Edwards Lifesciences (Irvine, California) has acquired the cardiovascular business in Japan it had been operating as a joint venture with Baxter International (Deerfield, Illinois). The business, which had sales of about $170 million in 2001, was acquired for approximately $22 million. The purchase price for Edwards Japan is slated for reduction, pending a final audit of the business' net assets. The purchase price excludes about $30 million of securitized accounts receivable. Beginning in the fourth quarter, Edwards will report the results of the Japan business on a fully consolidated basis. Edwards Japan has about 400 employees, providing Edwards' portfolio of brands in heart valve therapy, critical care medicine, vascular therapies and cardiovascular surgery to Japanese clinicians and their patients. Edwards also serves as the exclusive third-party distributor in Japan of numerous cardiology specialty products, including perfusion disposables, pacemakers, intra-aortic balloon pumping systems and angioplasty catheters. The business, which began in 1968 as American Hospital Supply Japan, is headquartered in Tokyo, with 18 regional sales offices located throughout the country and a production facility in Miyazaki.
Medtronic (Minneapolis, Minnesota) closed its acquisition of Spinal Dynamics (SDC; Mercer Island, Washington). Medtronic bought SDC, developer of the Bryan artificial cervical disc designed to reduce recovery time and maintain mobility of the cervical spine after surgery. SDC becomes a unit of Medtronic's Sofamor Danek (Memphis, Tennessee) division. The deal was announced in late June. The acquisition, valued at $269.5 million, was structured as a stock merger involving cash and stock. Holders of SDC common stock were able to elect, subject to certain limits, a combination of cash and Medtronic common stock. The SDC shareholders elected to receive an aggregate cash consideration of $5.3 million. The remaining consideration was paid in Medtronic common stock. The conversion ratio used to determine the amount of cash or number of shares of Medtronic common stock to be issued for each outstanding share of SDC common stock in the proposed merger was 0.370161. In another deal, Medtronic purchased the craniofacial/neurosurgical fixation product line of MacroPore Biosurgery (San Diego, California). The asset acquisition, valued at up to $21 million, will be paid in cash. In addition to the initial payment of $13 million, there will be three milestone payments totaling up to $8 million, estimated to occur during 2003. Medtronic has been distributing the bone repair product line since January 2000 through its Neurological Technologies division. MacroPore develops bioresorbable surgical implants to aid in the reconstruction, repair and regeneration of bone and soft tissue and reports more than 200 products in commercialization.
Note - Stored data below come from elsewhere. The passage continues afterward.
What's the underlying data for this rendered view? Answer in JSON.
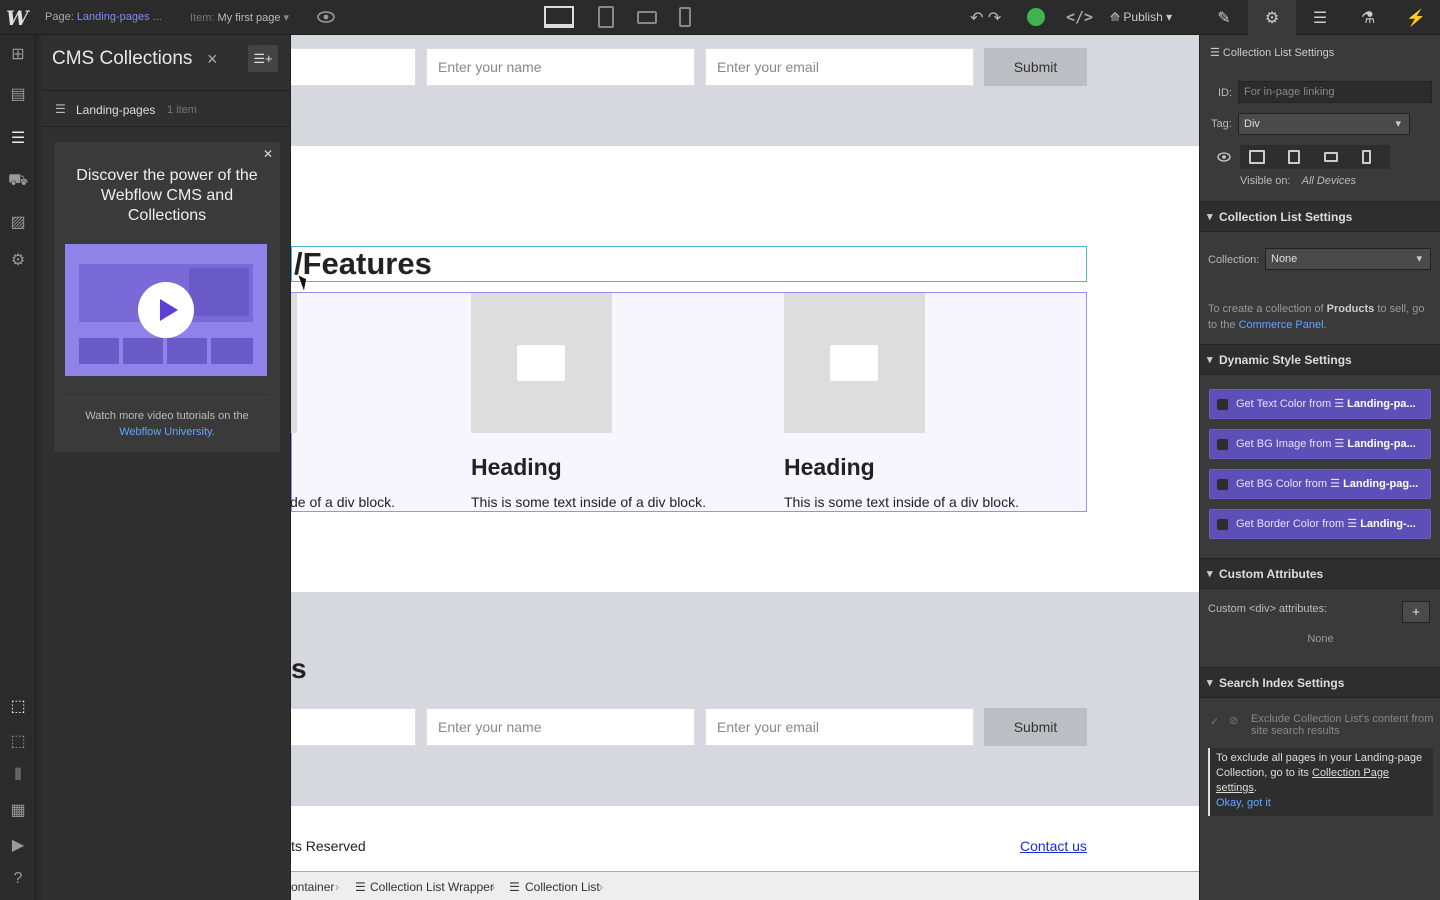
{
  "topbar": {
    "logo": "W",
    "page_prefix": "Page: ",
    "page_name": "Landing-pages ...",
    "item_prefix": "Item: ",
    "item_name": "My first page",
    "publish_label": "Publish",
    "code_label": "</>"
  },
  "right_tabs": [
    "brush-icon",
    "gear-icon",
    "navigator-icon",
    "interactions-icon",
    "lightning-icon"
  ],
  "cms": {
    "title": "CMS Collections",
    "collection_name": "Landing-pages",
    "collection_count": "1 item",
    "promo_title": "Discover the power of the Webflow CMS and Collections",
    "promo_watch": "Watch more video tutorials on the",
    "promo_link": "Webflow University."
  },
  "canvas": {
    "form_top": {
      "name_placeholder": "Enter your name",
      "email_placeholder": "Enter your email",
      "submit": "Submit"
    },
    "features_title": "/Features",
    "cards": [
      {
        "heading": "",
        "text": "de of a div block."
      },
      {
        "heading": "Heading",
        "text": "This is some text inside of a div block."
      },
      {
        "heading": "Heading",
        "text": "This is some text inside of a div block."
      }
    ],
    "section2_title": "s",
    "form_bottom": {
      "name_placeholder": "Enter your name",
      "email_placeholder": "Enter your email",
      "submit": "Submit"
    },
    "footer_text": "ts Reserved",
    "contact": "Contact us"
  },
  "breadcrumbs": [
    "ontainer",
    "Collection List Wrapper",
    "Collection List"
  ],
  "settings": {
    "header": "Collection List Settings",
    "id_label": "ID:",
    "id_placeholder": "For in-page linking",
    "tag_label": "Tag:",
    "tag_value": "Div",
    "visible_label": "Visible on:",
    "visible_value": "All Devices",
    "section_collection": "Collection List Settings",
    "collection_label": "Collection:",
    "collection_value": "None",
    "commerce_note_a": "To create a collection of ",
    "commerce_note_b": "Products",
    "commerce_note_c": " to sell, go to the ",
    "commerce_link": "Commerce Panel",
    "section_dynamic": "Dynamic Style Settings",
    "dynamic": [
      {
        "label": "Get Text Color from",
        "source": "Landing-pa..."
      },
      {
        "label": "Get BG Image from",
        "source": "Landing-pa..."
      },
      {
        "label": "Get BG Color from",
        "source": "Landing-pag..."
      },
      {
        "label": "Get Border Color from",
        "source": "Landing-..."
      }
    ],
    "section_custom": "Custom Attributes",
    "custom_label": "Custom <div> attributes:",
    "custom_value": "None",
    "section_search": "Search Index Settings",
    "exclude_text": "Exclude Collection List's content from site search results",
    "info_a": "To exclude all pages in your Landing-page Collection, go to its ",
    "info_link": "Collection Page settings",
    "info_b": ".",
    "info_ok": "Okay, got it"
  }
}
Micro Therapeutics (MTI; Irvine, California) has completed its previously announced acquisition of Dendron GmbH (Bochum, Germany), a maker of neurovascular-focused products such as embolic coils for the treatment of brain aneurysms. MTI will make payments totaling about $25 million, subject to a post-closing audit, plus additional payments of up to $15 million contingent upon achieving certain revenue targets for Dendron's products. MTI said Dendron's products would be marketed in Europe, Japan and other international markets through MTI's distribution partner, ev3 International. MTI said it also would submit those products for FDA market clearances and would distribute any cleared Dendron products in the U.S. through its direct sales force. MTI makes minimally invasive medical devices for the diagnosis and treatment of vascular disease.
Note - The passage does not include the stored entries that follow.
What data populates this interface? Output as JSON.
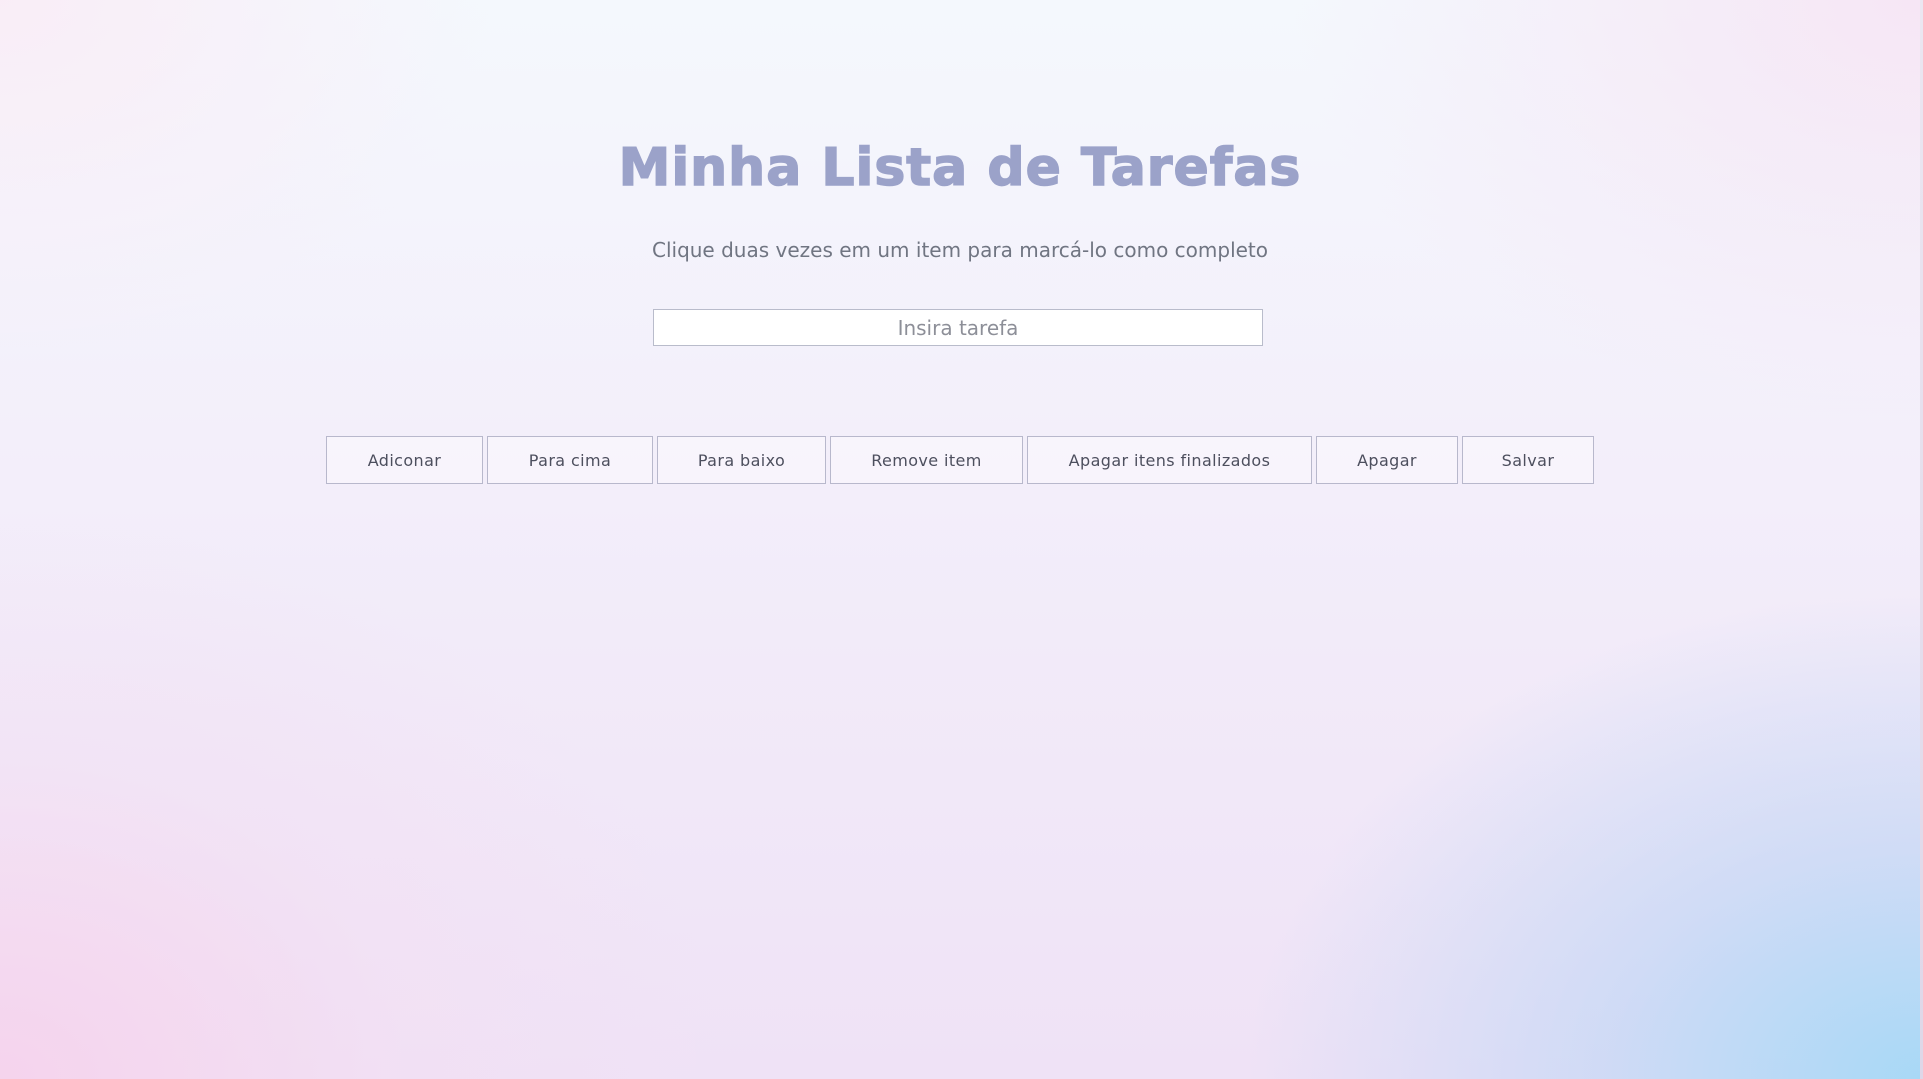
{
  "header": {
    "title": "Minha Lista de Tarefas",
    "subtitle": "Clique duas vezes em um item para marcá-lo como completo"
  },
  "task_input": {
    "value": "",
    "placeholder": "Insira tarefa"
  },
  "toolbar": {
    "add_label": "Adiconar",
    "up_label": "Para cima",
    "down_label": "Para baixo",
    "remove_label": "Remove item",
    "clear_done_label": "Apagar itens finalizados",
    "clear_label": "Apagar",
    "save_label": "Salvar"
  },
  "task_list": {
    "items": []
  },
  "colors": {
    "title": "#9ba2c9",
    "subtitle": "#707582",
    "button_text": "#4d4f5e",
    "button_border": "#b8b8cc",
    "background_top": "#f4f8fd",
    "background_bottom_right": "#a4d8f6",
    "background_bottom_left": "#f6d2ec"
  }
}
Osteoimplant Technology (OTI; Hunt Valley, Maryland) said it acquired Cage Concepts (Irvine, California) and entered into an exclusive license and distribution agreement with Advanced Spine Fixation Systems (ASFS; also Irvine). According to OTI, the combined companies create a strong new entity with a broad platform of orthopedic products and provide enhanced cash flow to strengthen the management team and increase support for OTI's array of new products. Ian Murray, chairman and chief executive officer of OTI, said the company plans to further expand its product offerings through additional strategic acquisitions, "for instance, in the biologics area." As part of OTI's expansion, it hired Bill Spengler as its new president and COO to assist Murray, who will remain as chairman and CEO.
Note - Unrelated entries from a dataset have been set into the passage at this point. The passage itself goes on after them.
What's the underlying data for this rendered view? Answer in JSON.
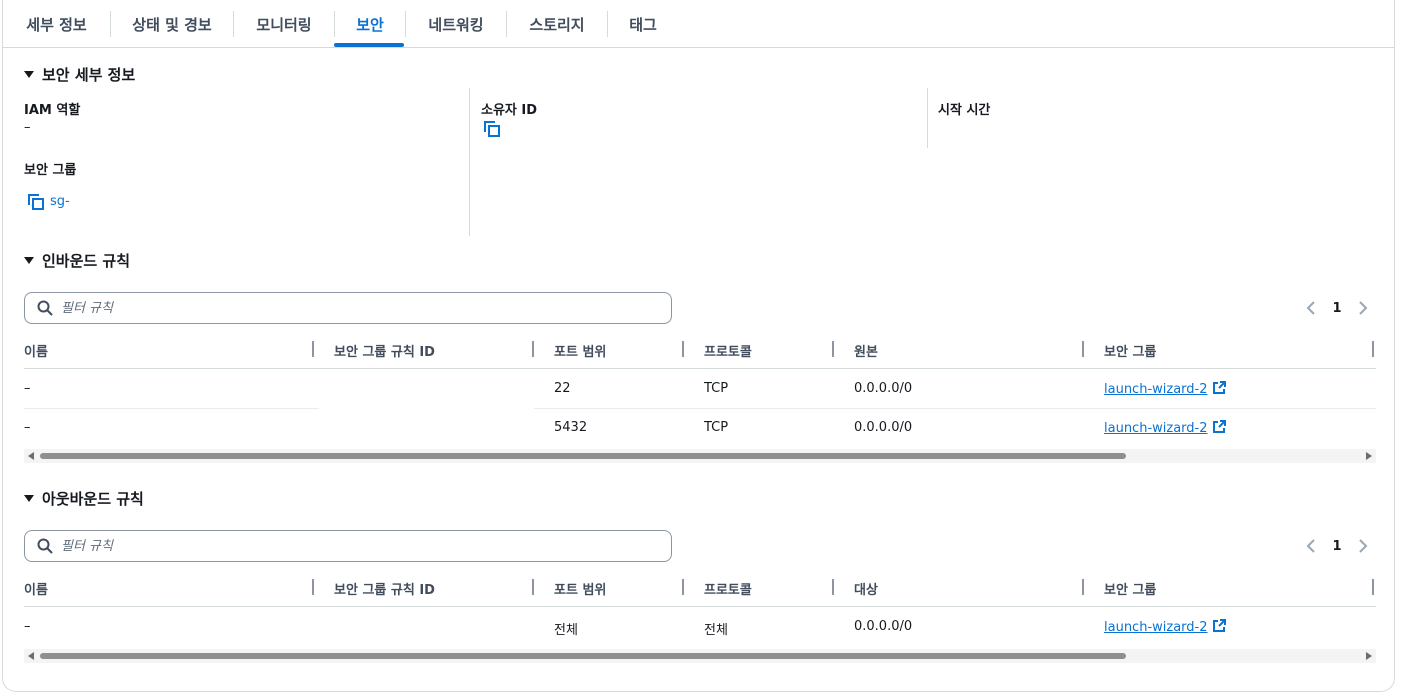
{
  "tabs": [
    {
      "label": "세부 정보"
    },
    {
      "label": "상태 및 경보"
    },
    {
      "label": "모니터링"
    },
    {
      "label": "보안"
    },
    {
      "label": "네트워킹"
    },
    {
      "label": "스토리지"
    },
    {
      "label": "태그"
    }
  ],
  "active_tab": "보안",
  "security_details": {
    "title": "보안 세부 정보",
    "iam_role_label": "IAM 역할",
    "iam_role_value": "–",
    "owner_id_label": "소유자 ID",
    "launch_time_label": "시작 시간",
    "security_group_label": "보안 그룹",
    "security_group_value": "sg-"
  },
  "inbound": {
    "title": "인바운드 규칙",
    "search_placeholder": "필터 규칙",
    "page": "1",
    "columns": [
      "이름",
      "보안 그룹 규칙 ID",
      "포트 범위",
      "프로토콜",
      "원본",
      "보안 그룹"
    ],
    "rows": [
      {
        "name": "–",
        "rule_id": "",
        "port": "22",
        "protocol": "TCP",
        "source": "0.0.0.0/0",
        "sg": "launch-wizard-2"
      },
      {
        "name": "–",
        "rule_id": "",
        "port": "5432",
        "protocol": "TCP",
        "source": "0.0.0.0/0",
        "sg": "launch-wizard-2"
      }
    ]
  },
  "outbound": {
    "title": "아웃바운드 규칙",
    "search_placeholder": "필터 규칙",
    "page": "1",
    "columns": [
      "이름",
      "보안 그룹 규칙 ID",
      "포트 범위",
      "프로토콜",
      "대상",
      "보안 그룹"
    ],
    "rows": [
      {
        "name": "–",
        "rule_id": "",
        "port": "전체",
        "protocol": "전체",
        "dest": "0.0.0.0/0",
        "sg": "launch-wizard-2"
      }
    ]
  },
  "colors": {
    "accent": "#0972d3",
    "text": "#16191f",
    "border": "#d5dbdb"
  }
}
TLC Vision (Mississagua, Ontario) said that it and its subsidiary, Aspen HealthCare (Boulder, Colorado), have reached agreement with SurgiCare (Oceanside, California) for termination of the proposed acquisition of Aspen by SurgiCare, and that TLC will retain an $800,000 break-up fee. The proposal for SurgiCare to purchase Aspen was announced in April, with Aspen to have become a subsidiary of SurgiCare. SurgiCare planned to pay $6.8 million for Aspen. The second of four payments in the deal had been scheduled to be made in June. TLC Vision is an eye surgery firm with an affiliated network of more than 12,500 optometrists and 1,000 ophthalmic surgeons. It said it will continue to be an 85% shareholder of Aspen, with Aspen management continuing to hold a 15% ownership interest. Aspen Healthcare is a healthcare consulting, development and management firm specializing in ambulatory surgery center joint-venture development, management and ownership.